The mites are increasingly resistant to treatments and are thought to be a factor in Colony Collapse Disorder (CCD) affecting colonies here and in America and Europe.

Mark Rowe has been on the side of the environmental angels in terms of working practices, such as only trimming his hawthorne hedges every three years, for some time.

He has been collaborating since the late 1980s with FWAG who helped him design a pond that serves as a wildlife haven.

FWAG’s Phil Lyth said, “It’s important farmers are aware of what can be done to help bee populations and this is an opportunity to find out what’s possible”

Many farms are now in some sort of environmental protection scheme but these usually have a finite life of ten years. Farmers may be less keen to sign up again if commodity prices continue to soar and push up the potential profit from decent quality land.

The one-year project that Buglife’s Paul Evans has just started work on and which is sponsored by the Co-op, recognises the need for a much bigger scale of habitat creation and one that will be permanent.

The long-term aim is to have the bee-roads – a network of grassland habitats across every county of England – covering 70,000 hectares.

The immediate aim is to have five hectares in Yorkshire. It’s a big ask and they hope to get over to farmers and public alike that this is a necessity rather than just generally desirable.

Where will the money come from to pay farmers to leave pieces of what looks set to be their increasingly valuable productive land to the bees and the wildflowers?

Paul talks of re-thinking how the money that the EU currently spends on agriculture might be used in new ways. What he’s now engaged on he says, is the “next big bold step”.
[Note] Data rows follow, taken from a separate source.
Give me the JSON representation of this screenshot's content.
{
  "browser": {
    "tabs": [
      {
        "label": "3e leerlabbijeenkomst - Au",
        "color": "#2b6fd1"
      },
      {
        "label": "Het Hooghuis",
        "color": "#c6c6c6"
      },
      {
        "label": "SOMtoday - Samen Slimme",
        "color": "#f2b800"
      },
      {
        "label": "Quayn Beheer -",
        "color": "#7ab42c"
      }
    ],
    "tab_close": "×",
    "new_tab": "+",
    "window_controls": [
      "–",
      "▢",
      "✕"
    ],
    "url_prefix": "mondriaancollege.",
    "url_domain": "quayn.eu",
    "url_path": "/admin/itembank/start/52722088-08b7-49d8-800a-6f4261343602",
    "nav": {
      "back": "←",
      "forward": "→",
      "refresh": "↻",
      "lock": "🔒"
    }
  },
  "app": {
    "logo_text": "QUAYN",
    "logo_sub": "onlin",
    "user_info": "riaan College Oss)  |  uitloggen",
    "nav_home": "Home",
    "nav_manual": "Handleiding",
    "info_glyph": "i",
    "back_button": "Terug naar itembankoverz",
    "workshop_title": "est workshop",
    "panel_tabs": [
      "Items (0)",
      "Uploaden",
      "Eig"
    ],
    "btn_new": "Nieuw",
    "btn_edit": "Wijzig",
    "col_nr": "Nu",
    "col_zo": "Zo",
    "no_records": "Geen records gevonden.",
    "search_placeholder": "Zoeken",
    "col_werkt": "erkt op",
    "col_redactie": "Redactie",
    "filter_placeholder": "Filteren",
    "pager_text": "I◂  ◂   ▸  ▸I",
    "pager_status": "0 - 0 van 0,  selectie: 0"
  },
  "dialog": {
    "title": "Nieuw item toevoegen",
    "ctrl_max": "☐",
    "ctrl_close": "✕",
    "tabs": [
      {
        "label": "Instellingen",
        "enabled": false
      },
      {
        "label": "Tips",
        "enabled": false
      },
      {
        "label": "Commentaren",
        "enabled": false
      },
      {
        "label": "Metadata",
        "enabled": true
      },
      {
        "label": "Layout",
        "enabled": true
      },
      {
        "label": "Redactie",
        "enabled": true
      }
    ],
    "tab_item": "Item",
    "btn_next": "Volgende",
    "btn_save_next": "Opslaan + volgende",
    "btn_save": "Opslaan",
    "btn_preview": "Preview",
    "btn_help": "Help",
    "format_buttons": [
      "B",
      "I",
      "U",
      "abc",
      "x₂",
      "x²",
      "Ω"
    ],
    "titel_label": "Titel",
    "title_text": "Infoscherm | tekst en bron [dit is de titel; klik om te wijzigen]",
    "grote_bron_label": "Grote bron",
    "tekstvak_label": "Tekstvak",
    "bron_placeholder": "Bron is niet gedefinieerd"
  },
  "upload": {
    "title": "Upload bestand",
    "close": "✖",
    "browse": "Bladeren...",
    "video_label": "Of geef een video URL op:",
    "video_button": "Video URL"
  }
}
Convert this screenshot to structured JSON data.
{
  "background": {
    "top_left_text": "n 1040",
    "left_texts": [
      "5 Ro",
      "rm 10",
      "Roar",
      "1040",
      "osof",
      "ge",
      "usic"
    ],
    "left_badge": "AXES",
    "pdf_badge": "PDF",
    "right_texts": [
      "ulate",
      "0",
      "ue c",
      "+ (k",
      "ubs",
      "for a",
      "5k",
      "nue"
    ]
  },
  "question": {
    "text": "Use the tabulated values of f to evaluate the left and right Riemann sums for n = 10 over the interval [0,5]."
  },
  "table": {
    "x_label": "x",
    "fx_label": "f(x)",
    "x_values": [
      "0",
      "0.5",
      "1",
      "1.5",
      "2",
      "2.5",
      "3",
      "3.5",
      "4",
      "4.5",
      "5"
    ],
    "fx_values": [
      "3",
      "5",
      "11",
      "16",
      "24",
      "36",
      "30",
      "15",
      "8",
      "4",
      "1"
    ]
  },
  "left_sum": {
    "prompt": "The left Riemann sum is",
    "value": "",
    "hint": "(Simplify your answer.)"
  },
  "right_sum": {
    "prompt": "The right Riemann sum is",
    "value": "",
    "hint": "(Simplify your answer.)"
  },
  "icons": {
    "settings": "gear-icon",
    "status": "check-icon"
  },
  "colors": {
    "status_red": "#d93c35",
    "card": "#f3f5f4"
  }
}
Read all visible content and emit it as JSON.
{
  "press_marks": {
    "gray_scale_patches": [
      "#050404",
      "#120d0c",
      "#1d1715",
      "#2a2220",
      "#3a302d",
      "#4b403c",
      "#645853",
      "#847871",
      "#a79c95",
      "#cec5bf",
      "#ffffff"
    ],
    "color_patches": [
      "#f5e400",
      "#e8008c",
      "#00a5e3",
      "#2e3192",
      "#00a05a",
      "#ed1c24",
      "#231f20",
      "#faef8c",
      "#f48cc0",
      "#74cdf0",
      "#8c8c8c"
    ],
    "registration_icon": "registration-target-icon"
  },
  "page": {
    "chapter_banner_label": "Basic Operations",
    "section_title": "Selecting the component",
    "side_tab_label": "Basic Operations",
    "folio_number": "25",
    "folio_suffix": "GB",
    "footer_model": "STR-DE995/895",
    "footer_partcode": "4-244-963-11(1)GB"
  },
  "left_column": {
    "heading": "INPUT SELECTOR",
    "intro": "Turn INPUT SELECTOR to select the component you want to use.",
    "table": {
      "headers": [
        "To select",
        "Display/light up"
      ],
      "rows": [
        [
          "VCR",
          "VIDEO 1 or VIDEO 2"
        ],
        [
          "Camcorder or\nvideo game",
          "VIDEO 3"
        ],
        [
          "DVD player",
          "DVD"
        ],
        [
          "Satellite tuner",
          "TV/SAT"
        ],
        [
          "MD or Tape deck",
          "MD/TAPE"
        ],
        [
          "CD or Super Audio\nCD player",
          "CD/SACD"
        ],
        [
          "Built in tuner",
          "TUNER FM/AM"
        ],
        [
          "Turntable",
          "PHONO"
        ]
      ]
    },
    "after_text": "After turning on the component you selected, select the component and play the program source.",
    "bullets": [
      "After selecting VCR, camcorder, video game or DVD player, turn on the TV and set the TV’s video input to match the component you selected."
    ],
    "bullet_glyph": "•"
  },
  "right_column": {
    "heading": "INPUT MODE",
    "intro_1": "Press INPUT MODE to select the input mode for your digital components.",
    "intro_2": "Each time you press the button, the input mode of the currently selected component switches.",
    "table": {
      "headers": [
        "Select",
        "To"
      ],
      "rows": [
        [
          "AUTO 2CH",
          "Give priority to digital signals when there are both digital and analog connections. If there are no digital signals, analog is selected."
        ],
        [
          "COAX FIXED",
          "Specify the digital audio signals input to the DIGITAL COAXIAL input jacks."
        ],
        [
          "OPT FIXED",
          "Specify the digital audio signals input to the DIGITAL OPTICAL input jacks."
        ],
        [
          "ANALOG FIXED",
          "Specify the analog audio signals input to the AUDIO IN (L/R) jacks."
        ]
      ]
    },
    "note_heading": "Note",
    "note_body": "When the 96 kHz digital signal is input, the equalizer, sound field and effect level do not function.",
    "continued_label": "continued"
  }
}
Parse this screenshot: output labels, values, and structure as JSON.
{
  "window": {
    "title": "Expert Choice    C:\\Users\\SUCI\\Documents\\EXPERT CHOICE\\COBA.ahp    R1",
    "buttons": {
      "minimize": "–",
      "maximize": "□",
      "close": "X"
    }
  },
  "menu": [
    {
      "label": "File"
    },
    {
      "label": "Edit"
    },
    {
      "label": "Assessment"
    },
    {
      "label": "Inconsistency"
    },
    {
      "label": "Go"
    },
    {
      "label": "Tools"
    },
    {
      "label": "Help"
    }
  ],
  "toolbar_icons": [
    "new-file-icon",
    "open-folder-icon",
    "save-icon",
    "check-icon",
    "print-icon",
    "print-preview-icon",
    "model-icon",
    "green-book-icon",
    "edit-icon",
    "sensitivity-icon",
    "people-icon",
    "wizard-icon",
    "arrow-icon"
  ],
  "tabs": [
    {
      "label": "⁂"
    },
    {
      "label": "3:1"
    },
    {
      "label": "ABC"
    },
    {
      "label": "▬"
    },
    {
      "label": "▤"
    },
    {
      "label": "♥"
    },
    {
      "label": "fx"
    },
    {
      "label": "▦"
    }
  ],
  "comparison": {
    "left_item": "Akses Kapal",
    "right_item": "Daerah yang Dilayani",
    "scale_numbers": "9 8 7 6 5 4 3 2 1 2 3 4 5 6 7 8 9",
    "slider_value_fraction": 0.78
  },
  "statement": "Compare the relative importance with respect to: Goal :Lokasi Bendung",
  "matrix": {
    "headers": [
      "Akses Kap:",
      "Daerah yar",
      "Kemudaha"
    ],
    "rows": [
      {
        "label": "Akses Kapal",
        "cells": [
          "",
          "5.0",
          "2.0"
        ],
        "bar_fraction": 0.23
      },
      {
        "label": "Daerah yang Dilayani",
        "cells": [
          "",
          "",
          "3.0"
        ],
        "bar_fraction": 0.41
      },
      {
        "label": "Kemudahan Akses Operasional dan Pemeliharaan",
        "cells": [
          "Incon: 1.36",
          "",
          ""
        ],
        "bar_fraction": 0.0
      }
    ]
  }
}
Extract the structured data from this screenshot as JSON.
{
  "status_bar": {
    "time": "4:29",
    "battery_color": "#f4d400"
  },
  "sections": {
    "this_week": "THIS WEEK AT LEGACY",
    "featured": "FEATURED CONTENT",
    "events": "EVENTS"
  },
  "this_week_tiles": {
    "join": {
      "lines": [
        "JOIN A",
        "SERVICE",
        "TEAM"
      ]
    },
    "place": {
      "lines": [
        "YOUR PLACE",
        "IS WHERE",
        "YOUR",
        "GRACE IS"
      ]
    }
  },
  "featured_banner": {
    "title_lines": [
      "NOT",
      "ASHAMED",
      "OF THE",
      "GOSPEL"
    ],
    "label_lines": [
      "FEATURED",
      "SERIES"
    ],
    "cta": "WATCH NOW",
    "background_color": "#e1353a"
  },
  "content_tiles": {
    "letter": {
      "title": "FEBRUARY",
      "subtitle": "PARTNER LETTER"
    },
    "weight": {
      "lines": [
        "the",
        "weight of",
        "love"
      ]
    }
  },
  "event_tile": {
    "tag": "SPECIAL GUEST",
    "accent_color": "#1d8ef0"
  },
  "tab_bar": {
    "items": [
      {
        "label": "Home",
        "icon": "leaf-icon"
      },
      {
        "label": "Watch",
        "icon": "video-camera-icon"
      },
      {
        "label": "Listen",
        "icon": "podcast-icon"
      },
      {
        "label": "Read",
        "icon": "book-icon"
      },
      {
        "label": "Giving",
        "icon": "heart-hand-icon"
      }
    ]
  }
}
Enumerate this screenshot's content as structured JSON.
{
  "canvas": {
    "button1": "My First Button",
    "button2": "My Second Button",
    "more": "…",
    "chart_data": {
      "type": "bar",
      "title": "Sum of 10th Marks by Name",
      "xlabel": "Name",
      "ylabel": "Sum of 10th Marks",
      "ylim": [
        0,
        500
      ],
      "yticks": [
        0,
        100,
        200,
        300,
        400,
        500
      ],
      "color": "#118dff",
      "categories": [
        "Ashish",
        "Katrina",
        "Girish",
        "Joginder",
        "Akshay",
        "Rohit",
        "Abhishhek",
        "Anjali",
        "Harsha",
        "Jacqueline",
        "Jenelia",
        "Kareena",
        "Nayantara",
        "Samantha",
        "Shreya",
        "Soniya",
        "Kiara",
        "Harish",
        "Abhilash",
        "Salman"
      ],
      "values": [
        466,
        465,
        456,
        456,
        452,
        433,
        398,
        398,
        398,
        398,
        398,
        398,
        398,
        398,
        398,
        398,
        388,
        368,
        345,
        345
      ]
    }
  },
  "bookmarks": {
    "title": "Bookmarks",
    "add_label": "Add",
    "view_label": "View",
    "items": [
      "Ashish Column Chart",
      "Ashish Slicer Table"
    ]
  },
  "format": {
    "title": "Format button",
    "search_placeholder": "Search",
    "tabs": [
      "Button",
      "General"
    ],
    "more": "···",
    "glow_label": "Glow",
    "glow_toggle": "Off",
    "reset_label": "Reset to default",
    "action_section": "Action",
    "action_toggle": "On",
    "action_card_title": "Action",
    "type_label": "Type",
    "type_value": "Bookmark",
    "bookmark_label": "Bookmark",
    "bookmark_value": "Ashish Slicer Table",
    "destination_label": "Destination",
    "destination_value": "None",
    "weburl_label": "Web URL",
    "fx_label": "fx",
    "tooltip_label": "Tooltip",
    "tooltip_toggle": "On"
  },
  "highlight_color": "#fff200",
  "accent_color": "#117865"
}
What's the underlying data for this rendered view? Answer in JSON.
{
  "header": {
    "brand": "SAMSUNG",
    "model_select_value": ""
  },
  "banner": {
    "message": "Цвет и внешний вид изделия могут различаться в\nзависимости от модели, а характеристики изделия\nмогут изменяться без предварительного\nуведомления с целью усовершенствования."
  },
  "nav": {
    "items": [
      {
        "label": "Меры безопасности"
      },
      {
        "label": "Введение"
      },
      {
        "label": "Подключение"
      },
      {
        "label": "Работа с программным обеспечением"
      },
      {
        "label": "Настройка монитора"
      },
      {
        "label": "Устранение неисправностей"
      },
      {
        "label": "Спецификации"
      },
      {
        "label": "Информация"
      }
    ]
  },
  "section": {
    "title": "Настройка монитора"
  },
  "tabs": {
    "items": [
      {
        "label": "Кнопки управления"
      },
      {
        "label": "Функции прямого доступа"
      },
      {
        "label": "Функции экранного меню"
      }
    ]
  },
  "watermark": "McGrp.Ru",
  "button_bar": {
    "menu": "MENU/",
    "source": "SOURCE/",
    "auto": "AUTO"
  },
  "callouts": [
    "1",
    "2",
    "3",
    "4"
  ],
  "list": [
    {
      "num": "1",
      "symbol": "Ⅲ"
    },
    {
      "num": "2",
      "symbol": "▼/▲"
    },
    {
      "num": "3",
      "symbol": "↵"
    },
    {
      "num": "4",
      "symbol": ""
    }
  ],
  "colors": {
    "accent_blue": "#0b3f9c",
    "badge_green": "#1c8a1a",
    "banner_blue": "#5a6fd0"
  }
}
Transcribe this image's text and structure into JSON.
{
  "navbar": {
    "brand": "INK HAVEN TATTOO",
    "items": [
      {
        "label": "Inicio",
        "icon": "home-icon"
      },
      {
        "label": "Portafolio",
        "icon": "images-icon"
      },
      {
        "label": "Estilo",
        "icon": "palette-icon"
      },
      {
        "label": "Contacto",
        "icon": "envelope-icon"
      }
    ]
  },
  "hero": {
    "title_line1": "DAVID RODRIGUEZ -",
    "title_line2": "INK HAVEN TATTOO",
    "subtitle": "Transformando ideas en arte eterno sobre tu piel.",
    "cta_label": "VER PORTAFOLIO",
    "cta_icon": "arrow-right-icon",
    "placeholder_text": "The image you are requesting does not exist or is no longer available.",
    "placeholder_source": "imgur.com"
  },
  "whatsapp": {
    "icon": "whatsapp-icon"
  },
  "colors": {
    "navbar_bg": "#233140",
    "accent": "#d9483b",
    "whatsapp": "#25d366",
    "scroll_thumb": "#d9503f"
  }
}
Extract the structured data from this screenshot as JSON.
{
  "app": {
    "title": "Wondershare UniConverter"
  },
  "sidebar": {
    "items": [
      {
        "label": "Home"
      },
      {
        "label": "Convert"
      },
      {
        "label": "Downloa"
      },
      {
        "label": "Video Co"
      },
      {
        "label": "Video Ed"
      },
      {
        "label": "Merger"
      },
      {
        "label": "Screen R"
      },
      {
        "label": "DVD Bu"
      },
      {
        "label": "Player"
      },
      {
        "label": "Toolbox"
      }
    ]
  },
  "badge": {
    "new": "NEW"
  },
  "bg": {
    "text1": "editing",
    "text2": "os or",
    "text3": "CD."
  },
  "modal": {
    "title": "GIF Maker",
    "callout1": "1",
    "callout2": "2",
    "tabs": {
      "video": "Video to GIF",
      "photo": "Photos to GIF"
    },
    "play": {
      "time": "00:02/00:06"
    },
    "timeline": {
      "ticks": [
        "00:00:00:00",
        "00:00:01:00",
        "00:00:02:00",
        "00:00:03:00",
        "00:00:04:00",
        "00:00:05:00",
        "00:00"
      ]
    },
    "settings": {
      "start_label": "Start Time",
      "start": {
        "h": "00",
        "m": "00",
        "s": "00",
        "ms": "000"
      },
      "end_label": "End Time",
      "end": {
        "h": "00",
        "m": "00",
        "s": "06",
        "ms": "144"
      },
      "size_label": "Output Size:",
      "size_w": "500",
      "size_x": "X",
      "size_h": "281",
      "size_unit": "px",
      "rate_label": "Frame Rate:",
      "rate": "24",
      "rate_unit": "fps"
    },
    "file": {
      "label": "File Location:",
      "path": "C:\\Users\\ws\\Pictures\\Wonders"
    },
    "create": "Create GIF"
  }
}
Helping embattled bees to survive

There are nearly 20,000 recorded species of bees in total. In this country we have around 260 species. Bees require a supply of honey or sugar, pollen and water to feed the young. The National Bee Unit at Sand Hutton near York reports that this year’s weather has been exceptional with some regions having the driest spring for a century and says if the drought conditions continue nectar production will be affected. It recommends bee keepers check the store levels of their colony and in extreme cases, if the bees are starving on the comb, they should be sprayed with a thin sugar syrup solution.